При этом им все более овладевало тяжелое, мучительное чувство, наследие трудной молодости и в детстве еще испытанных унижений, которые не могла изгладить вся его последующая жизнь, все неслыханные триумфы, блистательные победы пред лицом Европы. То было чувство, будто он незваный, непрошеный вторгся в чуждый и замкнутый круг. Болезненная робость, горький стыд – в шестьдесят девять лет.
Между тем праздничное общество, состоявшее преимущественно из молодых музыкантов лицея Марчелло, наводнив фойе черными фраками и сюртуками, потянулось к буфету. Под шумное хлопанье пробок и быстрые стаккато итальянской болтовни слышались широкие звуки немецкого языка с приглушенной, на неполном выдохе, вокализацией. Эти звуки становились все более связными, и наконец можно было расслышать тосты, поминутно заглушаемые звоном стаканов и возгласами «ура!».
С безошибочной силой памяти, присущей очень энергичным людям, маэстро узнал несколько лиц, мимолетно знакомых ему с прежних времен. Вот граф Бонн – директор Венецианской консерватории, аристократ от искусства, который теперь со всею бесполезной суетливостью устроителя носится по залу; далее кларнетист Каваллини – некогда концертный корифей, сошедший ныне на скромные роли оркестранта и преподавателя; и наконец, ведущий музыкальный критик «Персеверанцы» – Филиппо Филиппи.

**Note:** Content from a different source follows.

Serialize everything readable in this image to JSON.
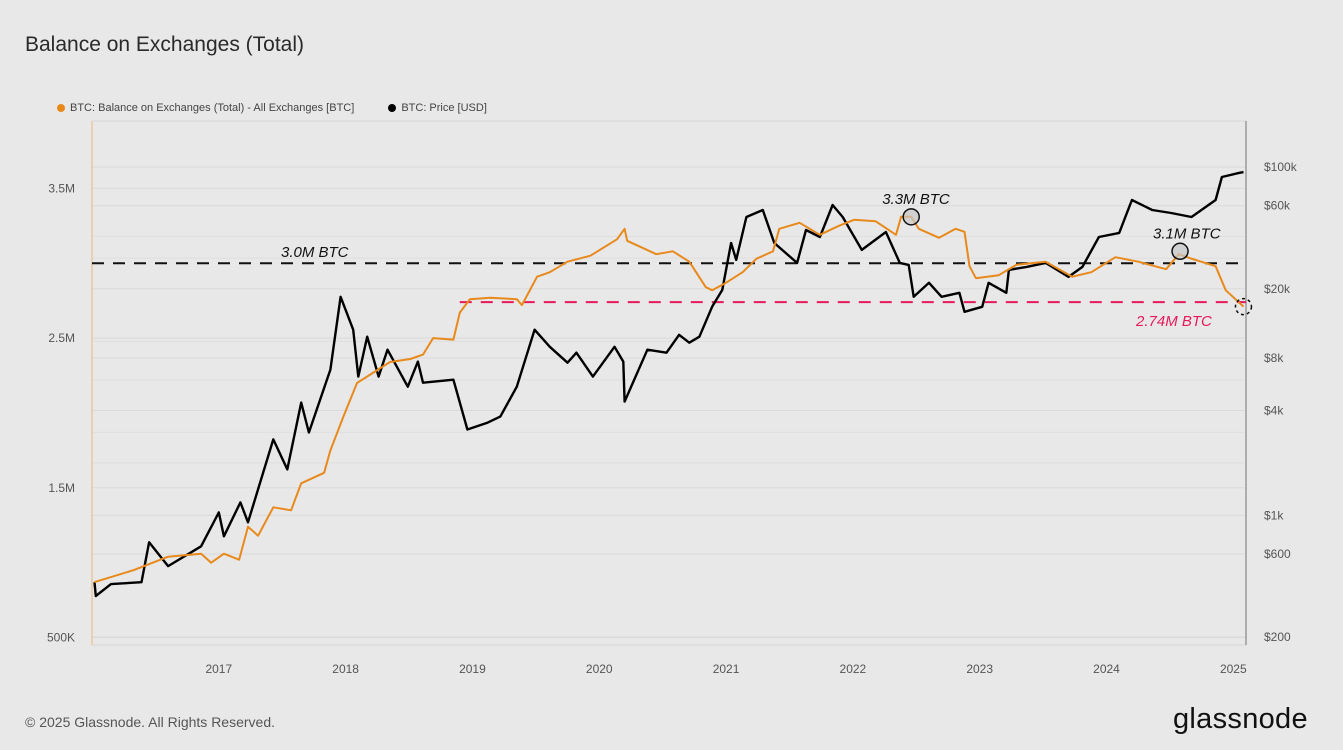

Господин Филиппи, не так давно извивавшийся в лести, чтобы получить от Джузеппе Верди чуть ироническое письмо, был из тех музыкальных критиков, которые не отличаются ни писательским, ни музыкальным дарованием, но так ловко шагают в ногу с временем, перепархивая от одного направления к другому и тонко спекулируя на бирже моды, что достигают все большего влияния и, пройдя долгий искус самоунижения и бесстыдства, утверждаются в конце концов на своем почетном троне.
Маэстро искал, где бы спрятаться, – он узнал теперь еще и Листа, – но вместо того чтоб уйти поскорей из театра (отступление не было еще отрезано), быстро взбежал по ступеням и стал у двери в зрительный зал. Здесь, на возвышении и в темноте, он чувствовал себя надежно укрытым.
Il cerchio[5] закончился. Вот уже пробежали мимо Верди вниз по коридору проворные мальчишки, торопясь подать гондолы. За ними следом прошли дети Вагнера, двое подростков, поводя вокруг зачарованными глазами, блестевшими от непривычного возбуждения и оттого, что им разрешено было не спать в этот поздний час. Детей сопровождал их дедушка – аббат, который в разговоре с ними полукокетливо, полунаставительно растягивал слова.